The coronavirus and stay-at-home orders haven’t stopped New Mexicans from buying state lottery scratch-off tickets.
Sales of “scratchers” were up about 4% in April compared with the same month last year, with sales totaling about $7 million. But New Mexicans are shelling out less overall on lottery games because there has been a lack of big jackpots in national games such as Powerball and Mega Millions.
Lottery retailers, primarily convenience and grocery stores, have remained open as essential businesses, while the state-licensed racetrack-casinos were closed under state Department of Health orders. Native American casinos voluntarily closed about the same time as the racinos.
So despite being the only form of legalized gambling now operating in New Mexico, the lottery is now projected to generate only $37 million for the state college scholarship fund in the fiscal year that ends June 30, down from the initially budgeted amount of $40.9 million.
Lottery officials blame the projected shortfall on the lack of large jackpots in the national games.
“We haven’t seen any really large jackpots,” marketing director Wendy Ahlm said. “That really affects the bottom line.”
According to state lottery records, more people buy lottery tickets in the “draw” games when the payouts reach $250 million or above.
When the Mega Millions game payout reached $1.5 billion in fiscal 2019, the New Mexico Lottery posted record sales. The Powerball game also had a $768 million prize the same year.
Lottery sales in the state appeared to be trending downward in comparison to last year since January.
In preliminary and unaudited numbers for April, big-jackpot draw game sales dropped 18% from $4.3 million in April 2019 to $3.5 million last month.
Contributions from the lottery to the scholarship fund were down for the first quarter of the year, falling to $8.8 million from $11 million that was transferred into the fund during the first three months of 2019.
The instant ticket sales, which over the past decade have made up more than 50% of lottery sales, remain popular.
The games in New Mexico range from the “Fast $25” ticket that costs $1 for a chance to win $25 to the “Super Triple Red 777’s,” in which a $10 ticket has a top prize of $100,000.
Most tickets have multiple prize levels, ranging from $1 to the top prize.
The games are often criticized by gambling opponents, who say studies show the games are directed at the poor.

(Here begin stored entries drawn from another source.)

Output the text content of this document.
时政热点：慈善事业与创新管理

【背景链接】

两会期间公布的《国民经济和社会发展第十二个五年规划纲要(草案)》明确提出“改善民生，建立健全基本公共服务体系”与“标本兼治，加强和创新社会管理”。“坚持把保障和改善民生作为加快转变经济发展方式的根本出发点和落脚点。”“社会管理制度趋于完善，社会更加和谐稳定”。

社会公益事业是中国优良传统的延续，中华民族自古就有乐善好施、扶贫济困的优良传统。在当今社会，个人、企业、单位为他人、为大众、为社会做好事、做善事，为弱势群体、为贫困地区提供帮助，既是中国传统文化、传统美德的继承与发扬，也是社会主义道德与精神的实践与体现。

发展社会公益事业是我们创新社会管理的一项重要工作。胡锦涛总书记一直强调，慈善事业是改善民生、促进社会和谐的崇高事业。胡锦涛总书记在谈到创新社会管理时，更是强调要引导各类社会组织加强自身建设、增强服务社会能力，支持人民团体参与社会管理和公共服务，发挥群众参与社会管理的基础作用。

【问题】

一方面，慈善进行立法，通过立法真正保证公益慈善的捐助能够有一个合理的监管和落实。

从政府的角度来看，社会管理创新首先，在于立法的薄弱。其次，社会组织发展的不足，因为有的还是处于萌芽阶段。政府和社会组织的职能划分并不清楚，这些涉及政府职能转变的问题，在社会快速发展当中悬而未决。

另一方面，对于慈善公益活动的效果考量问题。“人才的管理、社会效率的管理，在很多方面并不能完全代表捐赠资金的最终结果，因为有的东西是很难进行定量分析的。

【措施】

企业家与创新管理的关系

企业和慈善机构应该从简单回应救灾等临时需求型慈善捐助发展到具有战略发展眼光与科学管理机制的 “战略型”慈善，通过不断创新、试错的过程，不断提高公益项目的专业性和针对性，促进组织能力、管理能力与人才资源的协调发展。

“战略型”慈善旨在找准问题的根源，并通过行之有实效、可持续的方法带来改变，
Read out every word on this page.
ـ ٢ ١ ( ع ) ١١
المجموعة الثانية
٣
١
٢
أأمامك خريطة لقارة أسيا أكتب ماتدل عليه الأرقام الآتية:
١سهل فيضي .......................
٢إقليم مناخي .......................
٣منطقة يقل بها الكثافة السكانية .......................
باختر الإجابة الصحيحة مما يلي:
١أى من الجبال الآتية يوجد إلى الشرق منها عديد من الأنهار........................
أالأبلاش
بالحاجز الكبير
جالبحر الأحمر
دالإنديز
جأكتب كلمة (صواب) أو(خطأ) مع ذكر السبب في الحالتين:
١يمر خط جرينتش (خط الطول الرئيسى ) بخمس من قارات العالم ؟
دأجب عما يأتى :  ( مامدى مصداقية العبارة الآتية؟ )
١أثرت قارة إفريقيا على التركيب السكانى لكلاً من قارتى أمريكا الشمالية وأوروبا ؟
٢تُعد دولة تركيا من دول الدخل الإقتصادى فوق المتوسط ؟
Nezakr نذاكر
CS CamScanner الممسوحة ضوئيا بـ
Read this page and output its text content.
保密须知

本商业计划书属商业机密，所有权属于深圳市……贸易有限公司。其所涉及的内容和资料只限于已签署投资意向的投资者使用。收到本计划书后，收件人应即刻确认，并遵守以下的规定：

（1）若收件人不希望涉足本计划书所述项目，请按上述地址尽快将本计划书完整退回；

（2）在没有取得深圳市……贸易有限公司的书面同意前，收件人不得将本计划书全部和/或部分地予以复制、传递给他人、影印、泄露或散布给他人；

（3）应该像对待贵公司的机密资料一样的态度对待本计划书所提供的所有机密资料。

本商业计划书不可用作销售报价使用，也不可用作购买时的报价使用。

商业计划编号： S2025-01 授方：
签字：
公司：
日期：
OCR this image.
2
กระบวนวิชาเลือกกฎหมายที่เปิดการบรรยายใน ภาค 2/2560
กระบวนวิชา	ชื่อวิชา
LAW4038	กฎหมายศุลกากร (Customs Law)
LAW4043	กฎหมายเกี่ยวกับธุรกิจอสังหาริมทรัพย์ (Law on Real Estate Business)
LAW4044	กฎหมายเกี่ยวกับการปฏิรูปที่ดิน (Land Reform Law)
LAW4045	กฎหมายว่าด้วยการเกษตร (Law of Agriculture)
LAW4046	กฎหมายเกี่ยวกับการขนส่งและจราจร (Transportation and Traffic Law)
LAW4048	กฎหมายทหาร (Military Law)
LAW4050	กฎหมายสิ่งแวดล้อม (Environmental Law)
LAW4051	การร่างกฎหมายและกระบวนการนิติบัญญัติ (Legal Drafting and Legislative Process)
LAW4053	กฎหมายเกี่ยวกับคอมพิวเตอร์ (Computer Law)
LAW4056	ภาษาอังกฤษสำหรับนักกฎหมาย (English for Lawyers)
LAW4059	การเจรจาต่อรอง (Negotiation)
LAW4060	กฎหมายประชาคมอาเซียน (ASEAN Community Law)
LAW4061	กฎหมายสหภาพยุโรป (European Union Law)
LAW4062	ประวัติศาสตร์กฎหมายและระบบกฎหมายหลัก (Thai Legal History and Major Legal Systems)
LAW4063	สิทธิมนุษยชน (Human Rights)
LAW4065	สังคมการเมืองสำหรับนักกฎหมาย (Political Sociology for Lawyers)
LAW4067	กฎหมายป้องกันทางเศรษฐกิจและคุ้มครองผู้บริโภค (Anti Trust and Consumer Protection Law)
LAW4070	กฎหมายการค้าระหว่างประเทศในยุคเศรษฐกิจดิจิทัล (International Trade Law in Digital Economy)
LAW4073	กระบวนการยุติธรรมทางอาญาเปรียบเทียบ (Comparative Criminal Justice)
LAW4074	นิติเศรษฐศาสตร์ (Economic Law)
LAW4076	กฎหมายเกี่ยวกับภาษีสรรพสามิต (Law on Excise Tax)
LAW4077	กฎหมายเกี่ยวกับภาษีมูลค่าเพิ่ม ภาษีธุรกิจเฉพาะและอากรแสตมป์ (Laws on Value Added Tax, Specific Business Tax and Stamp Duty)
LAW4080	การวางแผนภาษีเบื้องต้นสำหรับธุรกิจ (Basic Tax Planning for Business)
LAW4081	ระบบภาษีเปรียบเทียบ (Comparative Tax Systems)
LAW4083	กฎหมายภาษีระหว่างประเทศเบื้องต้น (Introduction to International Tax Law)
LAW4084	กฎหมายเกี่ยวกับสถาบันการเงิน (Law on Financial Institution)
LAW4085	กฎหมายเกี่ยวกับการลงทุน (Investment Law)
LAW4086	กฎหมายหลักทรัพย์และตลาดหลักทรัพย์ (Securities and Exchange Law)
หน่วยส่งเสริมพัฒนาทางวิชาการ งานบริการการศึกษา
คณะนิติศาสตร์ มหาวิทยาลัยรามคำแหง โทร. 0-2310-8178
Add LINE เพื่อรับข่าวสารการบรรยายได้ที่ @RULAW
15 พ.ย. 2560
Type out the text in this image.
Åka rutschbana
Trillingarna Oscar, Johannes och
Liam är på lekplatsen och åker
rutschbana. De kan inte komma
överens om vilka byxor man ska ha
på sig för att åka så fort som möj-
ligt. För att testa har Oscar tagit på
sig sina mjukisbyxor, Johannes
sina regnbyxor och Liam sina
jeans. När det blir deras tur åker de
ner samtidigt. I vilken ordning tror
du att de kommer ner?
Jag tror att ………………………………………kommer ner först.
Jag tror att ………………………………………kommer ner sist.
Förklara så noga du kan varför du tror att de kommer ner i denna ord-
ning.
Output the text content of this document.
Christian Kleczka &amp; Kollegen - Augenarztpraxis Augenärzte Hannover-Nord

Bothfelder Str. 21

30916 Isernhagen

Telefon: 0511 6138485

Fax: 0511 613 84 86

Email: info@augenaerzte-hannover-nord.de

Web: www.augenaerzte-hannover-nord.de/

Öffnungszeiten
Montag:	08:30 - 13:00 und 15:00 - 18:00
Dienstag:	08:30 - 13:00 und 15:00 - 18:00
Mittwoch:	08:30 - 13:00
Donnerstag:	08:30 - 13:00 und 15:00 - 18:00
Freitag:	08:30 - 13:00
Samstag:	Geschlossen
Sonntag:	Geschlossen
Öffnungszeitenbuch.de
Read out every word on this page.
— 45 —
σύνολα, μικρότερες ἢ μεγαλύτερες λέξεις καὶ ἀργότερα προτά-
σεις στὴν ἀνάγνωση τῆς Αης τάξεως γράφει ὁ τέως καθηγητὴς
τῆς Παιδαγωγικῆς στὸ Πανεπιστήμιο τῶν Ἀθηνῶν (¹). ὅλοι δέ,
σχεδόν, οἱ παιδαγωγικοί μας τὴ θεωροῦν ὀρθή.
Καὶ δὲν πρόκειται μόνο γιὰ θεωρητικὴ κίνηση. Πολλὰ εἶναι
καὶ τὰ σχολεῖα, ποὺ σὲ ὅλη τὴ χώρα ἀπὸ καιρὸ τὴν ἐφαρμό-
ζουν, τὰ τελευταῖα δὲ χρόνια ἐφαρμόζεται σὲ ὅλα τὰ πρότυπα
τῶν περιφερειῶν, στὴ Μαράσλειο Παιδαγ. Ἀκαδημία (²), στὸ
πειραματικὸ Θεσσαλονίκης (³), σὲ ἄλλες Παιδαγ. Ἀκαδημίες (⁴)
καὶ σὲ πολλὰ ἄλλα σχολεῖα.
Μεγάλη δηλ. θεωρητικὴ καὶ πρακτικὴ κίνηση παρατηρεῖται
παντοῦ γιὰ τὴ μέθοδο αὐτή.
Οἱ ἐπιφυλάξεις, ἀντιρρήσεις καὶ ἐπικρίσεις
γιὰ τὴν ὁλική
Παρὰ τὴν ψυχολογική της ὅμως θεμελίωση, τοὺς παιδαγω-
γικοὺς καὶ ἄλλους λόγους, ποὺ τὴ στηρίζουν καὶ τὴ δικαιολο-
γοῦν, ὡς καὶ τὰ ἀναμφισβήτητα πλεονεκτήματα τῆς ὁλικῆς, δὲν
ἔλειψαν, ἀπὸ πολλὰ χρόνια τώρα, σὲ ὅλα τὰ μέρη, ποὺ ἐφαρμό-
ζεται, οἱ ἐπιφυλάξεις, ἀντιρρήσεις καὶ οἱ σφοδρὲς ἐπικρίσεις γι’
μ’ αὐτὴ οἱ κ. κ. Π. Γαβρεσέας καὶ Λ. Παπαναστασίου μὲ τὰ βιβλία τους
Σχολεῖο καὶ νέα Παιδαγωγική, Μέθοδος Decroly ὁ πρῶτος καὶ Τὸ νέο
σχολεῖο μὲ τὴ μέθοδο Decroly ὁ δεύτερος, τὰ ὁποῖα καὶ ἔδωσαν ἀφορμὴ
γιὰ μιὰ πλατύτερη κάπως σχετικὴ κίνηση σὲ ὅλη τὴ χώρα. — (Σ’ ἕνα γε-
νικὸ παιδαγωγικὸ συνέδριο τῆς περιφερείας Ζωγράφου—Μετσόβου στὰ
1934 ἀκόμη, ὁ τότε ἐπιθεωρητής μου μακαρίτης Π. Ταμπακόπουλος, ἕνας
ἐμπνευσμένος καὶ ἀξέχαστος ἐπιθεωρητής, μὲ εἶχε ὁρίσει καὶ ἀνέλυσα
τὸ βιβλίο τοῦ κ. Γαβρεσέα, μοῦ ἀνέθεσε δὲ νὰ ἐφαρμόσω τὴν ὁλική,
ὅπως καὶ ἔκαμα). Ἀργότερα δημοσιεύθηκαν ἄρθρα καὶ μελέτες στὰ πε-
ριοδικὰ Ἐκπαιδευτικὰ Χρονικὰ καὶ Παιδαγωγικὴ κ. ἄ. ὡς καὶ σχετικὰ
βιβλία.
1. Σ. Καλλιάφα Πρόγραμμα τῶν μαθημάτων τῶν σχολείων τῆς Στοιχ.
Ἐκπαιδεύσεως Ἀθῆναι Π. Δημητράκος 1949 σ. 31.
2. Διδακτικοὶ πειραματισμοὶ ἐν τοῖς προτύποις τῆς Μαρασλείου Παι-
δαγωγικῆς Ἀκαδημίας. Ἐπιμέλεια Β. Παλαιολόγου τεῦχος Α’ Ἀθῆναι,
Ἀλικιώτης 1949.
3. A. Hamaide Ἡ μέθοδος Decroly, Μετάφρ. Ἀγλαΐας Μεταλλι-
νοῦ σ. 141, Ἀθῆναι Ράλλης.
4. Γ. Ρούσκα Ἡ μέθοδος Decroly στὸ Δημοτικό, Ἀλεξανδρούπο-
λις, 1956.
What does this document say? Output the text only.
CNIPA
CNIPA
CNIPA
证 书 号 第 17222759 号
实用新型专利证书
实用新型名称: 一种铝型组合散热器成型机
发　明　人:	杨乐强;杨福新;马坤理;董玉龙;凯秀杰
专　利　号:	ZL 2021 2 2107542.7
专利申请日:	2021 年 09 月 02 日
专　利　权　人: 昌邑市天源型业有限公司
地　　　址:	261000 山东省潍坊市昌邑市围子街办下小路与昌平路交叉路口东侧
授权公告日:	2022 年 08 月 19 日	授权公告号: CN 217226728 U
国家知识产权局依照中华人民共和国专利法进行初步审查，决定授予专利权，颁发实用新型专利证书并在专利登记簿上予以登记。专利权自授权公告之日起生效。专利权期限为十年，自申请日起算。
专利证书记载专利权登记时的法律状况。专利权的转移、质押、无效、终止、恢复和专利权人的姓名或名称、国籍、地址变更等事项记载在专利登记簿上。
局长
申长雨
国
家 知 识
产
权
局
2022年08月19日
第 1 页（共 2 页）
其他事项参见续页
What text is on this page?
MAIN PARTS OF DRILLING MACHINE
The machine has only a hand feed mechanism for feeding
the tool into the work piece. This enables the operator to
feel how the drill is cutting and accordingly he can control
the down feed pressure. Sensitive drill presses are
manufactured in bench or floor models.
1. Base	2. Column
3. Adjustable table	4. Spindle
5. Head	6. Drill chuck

“There are many studies that show the economically disadvantaged spend their money on this type of lottery,” said Guy Clark, a dentist and longtime New Mexico gambling opponent.
His own concerns during the pandemic were raised by a news article showing a 16% increase in instant ticket sales in Texas when people started receiving their stimulus checks from the federal government.
“There is an ill-conceived notion that winning will improve their well-being,” Clark said.
The New Mexico Lottery has taken a low-key advertising approach during the pandemic.
“Our advertising has been directed at thanking people for supporting the lottery scholarship fund,” Ahlm said.
“During these difficult times, the lottery is working diligently to continue to ensure that our students receive the scholarship dollars they need,” Lottery CEO David Barden said.
But the Powerball Product Group and the Mega Millions Consortium do blame the pandemic for slumping sales across the country.
Each group adjusted how it determines the size of its payouts as a result of the impact of the pandemic.
Both organizations, in news releases last month announcing the changes, blamed stay-at-home orders issued because of the pandemic.
“The changes are in direct response to slowing sales during the current global pandemic,” the press release from the Mega Millions Consortium said.
“More states and cities have asked their residents to stay at home, which has affected normal consumer behaviors and Powerball game sales,” said Gregg Mineo, Powerball Product Group chairman and Maine Lottery director.